Summary of the reports

      NULL_DEREFERENCE: 145
            DEAD_STORE: 94
           MEMORY_LEAK: 65
         RESOURCE_LEAK: 3
  QUANDARY_TAINT_ERROR: 1

You will have to read through the output carefully and analyze the reported defects. Some will be true positives (i.e., real bugs in the code) and some will be false positives (i.e., spurious warnings that do not correspond to real bugs).

Infer on jfreechart

Running Infer on jfreechart-1.5.0 is similarly direct.

$ cd jfreechart-1.5.0 
$ /path/to/infer/bin/infer run -- mvn compile
Capturing in maven mode...
[INFO] Scanning for projects...
[INFO]
[INFO] ------------------------------------------------------------------------
[INFO] Building JFreeChart 1.5.0

	...

Found 640 source files to analyze in /home/weimer/src/jfreechart-1.5.0/infer-out
Starting analysis...

	...

Found 69 issues

src/main/java/org/jfree/data/xml/DatasetReader.java:73: error: RESOURCE_LEAK
  resource of type `java.io.FileInputStream` acquired to `in` by call to `FileInputStream(...)` at line 72 is not released after line 73.
  71.           throws IOException {
  72.           InputStream in = new FileInputStream(file);
  73. >         return readPieDatasetFromXML(in);
  74.       }

...

Summary of the reports

  THREAD_SAFETY_VIOLATION: 43
         NULL_DEREFERENCE: 22
            RESOURCE_LEAK: 4

While times will vary, some students have reported that running Infer on jfreechart can take five hours.

FAQ and Troubleshooting

In this section we detail previous student issues and resolutions:

  1. Question: When I run infer.exe run -- make or infer run -- mvn compile I get errors like InferModules__SqliteUtils.Error or Maven command failed.

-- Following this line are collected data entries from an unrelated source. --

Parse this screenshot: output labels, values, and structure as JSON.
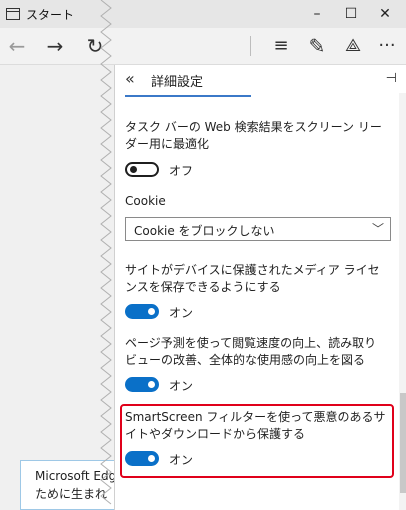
{
  "browser": {
    "tab_title": "スタート",
    "controls": {
      "minimize": "–",
      "maximize": "☐",
      "close": "✕"
    },
    "nav": {
      "back": "←",
      "forward": "→",
      "refresh": "↻",
      "hub": "≡",
      "note": "✎",
      "share": "⟁",
      "more": "···"
    }
  },
  "page_behind": {
    "card_line1": "Microsoft Edge",
    "card_line2": "ために生まれ"
  },
  "settings_panel": {
    "collapse_icon": "«",
    "title": "詳細設定",
    "pin_icon": "⊣",
    "settings": [
      {
        "label": "タスク バーの Web 検索結果をスクリーン リーダー用に最適化",
        "state": "オフ",
        "on": false
      },
      {
        "label": "Cookie",
        "select_value": "Cookie をブロックしない"
      },
      {
        "label": "サイトがデバイスに保護されたメディア ライセンスを保存できるようにする",
        "state": "オン",
        "on": true
      },
      {
        "label": "ページ予測を使って閲覧速度の向上、読み取りビューの改善、全体的な使用感の向上を図る",
        "state": "オン",
        "on": true
      },
      {
        "label": "SmartScreen フィルターを使って悪意のあるサイトやダウンロードから保護する",
        "state": "オン",
        "on": true,
        "highlighted": true
      }
    ]
  },
  "colors": {
    "accent": "#0a70c8",
    "highlight": "#e0001a"
  }
}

    Answer: The most common issue is that Infer does not always run well on Windows Subsystem for Linux (WSL) or similar shortcuts to get a Linux- or Ubuntu-like interface on another OS. We strongly recommend a headless Virtual Box setup (instructions).

  2. Question: When I try to run Infer, I get cannot execute binary file: Exec format error..

    Answer: One student reports: "Finally got it. Turns out I was using a 32 bit processor (i386) so even when I set up my vm as 64 bit, it couldn’t run any x86-64 binaries. Fixed it by installing a 64 bit vdi. https://appuals.com/fix-cannot-execute-binary-file-exec-format-error-ubuntu/

  3. Question: I see Maven command failed: *** mvn compile -P infer-capture when I try to run Infer.

    Answer: Some students have seen success with:

    sudo apt-get install cobertura maven
    sudo apt-get install openjdk-8-jdk
    
    Others reported that "I ended up having to setup an Ubuntu 16.04 VM in VirtualBox".

Written Report

You must write a detailed PDF report reflecting on your experiences with the static analysis defect detection tool (i.e., infer). In particular, all of the following are required:

The grading staff will select a small number of excerpts from particularly high-quality or instructive reports and share them with the class. If your report is selected you will receive extra credit.

Submission

Submit a single PDF report via Brightspace. You must include your name and Vandy Net ID (as well as your partner's name and email id, if applicable).

There is no explicit format (e.g., for headings or citations) required. For example, you may either use an essay structure or a point-by-point list of question answers.